Dog Eat Dog

Joni Mitchell

1985: Geffen GEFD-24074


  1. Good Friends
  2. Fiction
  3. The Three Great Stimulants
  4. Tax Free
  5. Smokin’ (Empty, Try Another)
  6. Dog Eat Dog
  7. Shiny Toys
  8. Ethiopia
  9. Impossible Dreamer
  10. Lucky Girl

I don’t recall when it was that this album came into my musical consciousness, but I’m willing to bet that it was in 1990 or shortly thereafter because I know I first heard “Smokin’ (Empty, Try Another)” on Seattle’s short-lived magical radio station KEZX around then (which was eviscerated in autumn of 1990 to become a golem). Hearing that track ensured that, in conjuction with my previous encounters with Mitchell’s music (first conscious brush with it being probably Chalk Mark in a Rain Storm, believe it or not, but then Court and Spark around 1987, then Blue and For the Roses a couple of years later while housesitting, and eventually Hejira just before I heard this track), I would need to go back and find out what she’d been up to all that time and since. That meant learning of this album but also the complicated terrain of the albums Don Juan’s Reckless Daughter and Mingus and, less complicated but still in there, Wild Things Run Fast (which is, to date, my least favorite of Mitchell’s albums after the initial soprano-relentless early ones; decades later, I still only have a cassette transfer of it in my library, for occasional consultation but never with expectation of enjoyment).

For starters, I didn’t care for the opening track until I saw its video and found how to read its sound and lyric as something engaging and fun (albeit *quite* NYC-centric). The track’s sound presented my ear with a combination I initially found off-putting…but as I look back at it from a distance of 30 or so years I can see/hear Mitchell’s voice and vocal style continuing to develop *but* the instrumentation and production around it changing drastically from album to album. The journey from Hejira to Chalk Mark in a Rain Storm is one of sudden stylistic musical jolts which appeared while pop and rock music were undergoing much more intense and prolific evolution that made Mitchell’s albums in that stretch almost footnotes instead of the landmarks that some of her earlier albums had been (within their realm, which grew so much smaller as music exploded beyond anything known and synthesizers revolutionized production opportunities/costs). Amidst that landscape, Mitchell was trying new approaches, or reacting to new influences, or just doing her own thing, but the results were a mixed bag indeed. But the voice is in there, throughout, like a river still growing and finding new courses that suit it, regardless of the vehicle’s trappings.

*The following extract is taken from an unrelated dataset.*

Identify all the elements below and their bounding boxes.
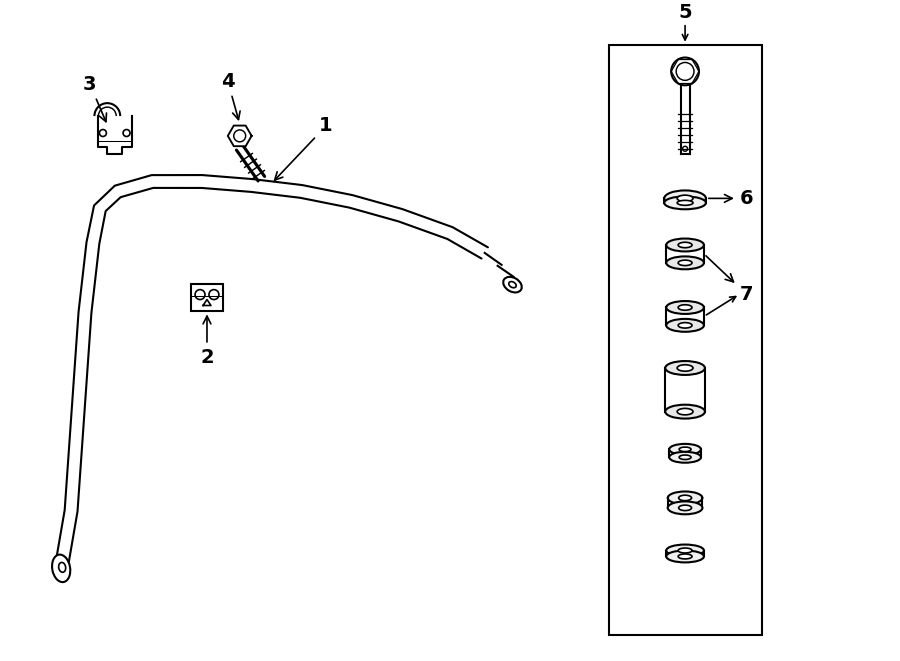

The album does suffer from some insuffrably bad tracks, of which “Ethiopia” and “Lucky Girl” are not only examples but wincingly close out the album almost back-to-back (“Impossible Dreamer” sadly serves as the limp lettuce comprising the paltrycontents of that lamentable sandwich). “Fiction” nearly gets put in this bin but does have some redeeming traits both in lyrics and recording, but I wouldn’t bet money on its ability to stand alone as a song removed from this recording.

That it’s an album dated both in and by its content and production quality is hard to avoid noting, but, as I said regarding the opening track, that also can help the listener do a little interpreting/filtering of contexts (both then and now) so as to, say, render Shakespeare intelligible to the modern ear. (Not that this album’s lyrics are of Shakespearean quality; the only place they shine, to my ear anyway, is “Dog Eat Dog” in all its acerbic crafted social commentary on the grim cultural times we were indeed amidst at the time.)